I considered using hot air, but the chip is very close to a CC2520 radio chip (QFN package) and a PIR sensor, neither of which I want to expose to much heat. While researching alternative techniques I stumbled across Chip Quik. At €15 (available from Mouser and Farnell/Element14) I figured it was worth giving it a try.
Basically this is low melting point solder. It takes long enough to solidify that you have enough time to wet all the pins and push or lift the chip.
The kit comes with about 1m of this special solder wire, a tube of flux and alcohol wipes to remove the flux residue. The procedure is simple: apply flux to the pins. Then apply this solder. Run the soldering iron around all sides and just push or lift off the chip.

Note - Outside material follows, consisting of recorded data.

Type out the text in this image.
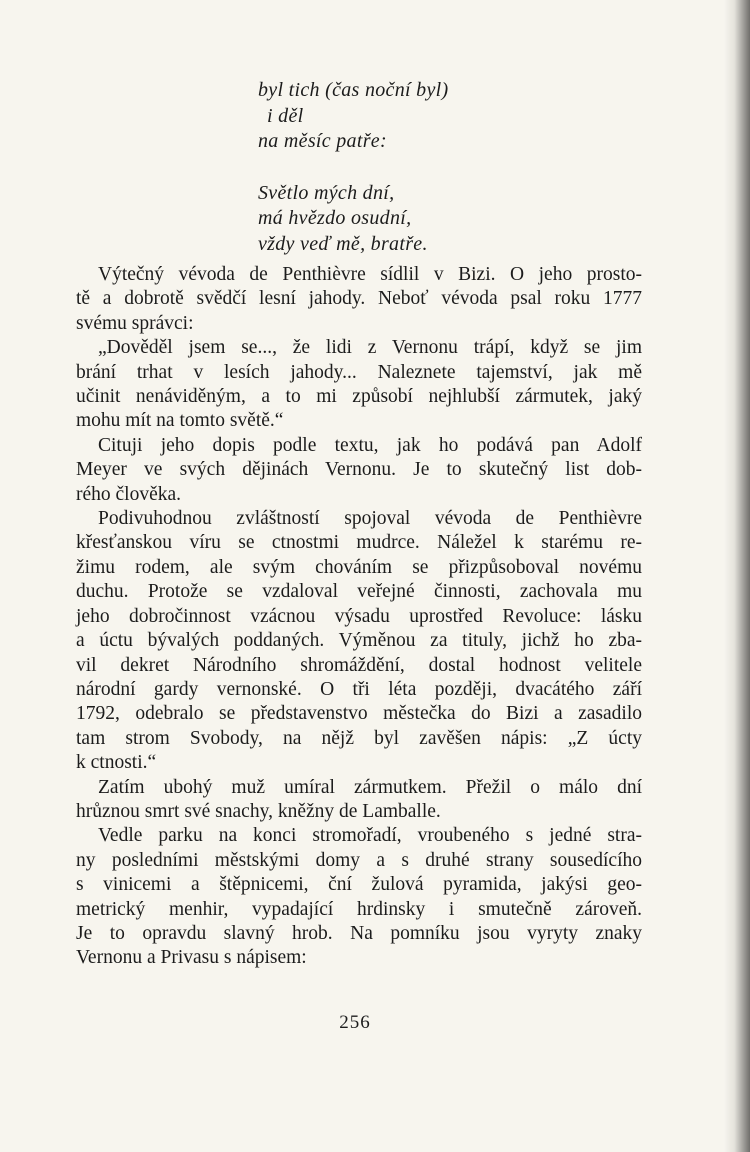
byl tich (čas noční byl)
i děl
na měsíc patře:

Světlo mých dní,
má hvězdo osudní,
vždy veď mě, bratře.

Výtečný vévoda de Penthièvre sídlil v Bizi. O jeho prosto-
tě a dobrotě svědčí lesní jahody. Neboť vévoda psal roku 1777
svému správci:

„Dověděl jsem se..., že lidi z Vernonu trápí, když se jim
brání trhat v lesích jahody... Naleznete tajemství, jak mě
učinit nenáviděným, a to mi způsobí nejhlubší zármutek, jaký
mohu mít na tomto světě.“

Cituji jeho dopis podle textu, jak ho podává pan Adolf
Meyer ve svých dějinách Vernonu. Je to skutečný list dob-
rého člověka.

Podivuhodnou zvláštností spojoval vévoda de Penthièvre
křesťanskou víru se ctnostmi mudrce. Náležel k starému re-
žimu rodem, ale svým chováním se přizpůsoboval novému
duchu. Protože se vzdaloval veřejné činnosti, zachovala mu
jeho dobročinnost vzácnou výsadu uprostřed Revoluce: lásku
a úctu bývalých poddaných. Výměnou za tituly, jichž ho zba-
vil dekret Národního shromáždění, dostal hodnost velitele
národní gardy vernonské. O tři léta později, dvacátého září
1792, odebralo se představenstvo městečka do Bizi a zasadilo
tam strom Svobody, na nějž byl zavěšen nápis: „Z úcty
k ctnosti.“

Zatím ubohý muž umíral zármutkem. Přežil o málo dní
hrůznou smrt své snachy, kněžny de Lamballe.

Vedle parku na konci stromořadí, vroubeného s jedné stra-
ny posledními městskými domy a s druhé strany sousedícího
s vinicemi a štěpnicemi, ční žulová pyramida, jakýsi geo-
metrický menhir, vypadající hrdinsky i smutečně zároveň.
Je to opravdu slavný hrob. Na pomníku jsou vyryty znaky
Vernonu a Privasu s nápisem:

256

This is a video I recorded from my USB microscope of my very first practice run. The board is a controller from an old 3.5in floppy drive.
It works as advertised! I was surprised at how easy the chip lifted off. The next step which I didn't show is to clean off the pads with soldering wick. Then use the supplied alcohol wipes to clean the flux residue from the PCB (and the chip if you need it again).
What is this alloy? What is its melting point? The packaging made no mention of this. Being the curious type I got my Steinel heat gun and started at 150°C expecting to be working up the temperature scale. Instant liquid! 120... still liquid... 100 ... 80 ... 60 .. and finally at the 50°C it solidified. Wow... that's not much higher than the melting point of butter! Doing a bit of googling I found a page on their site which has some details: it's a bismuth, tin, lead and indium alloy with a melting point of 60°C (139°F).
Conclusion: if you need to remove a chip without disturbing neighboring components, this seems like great product to use.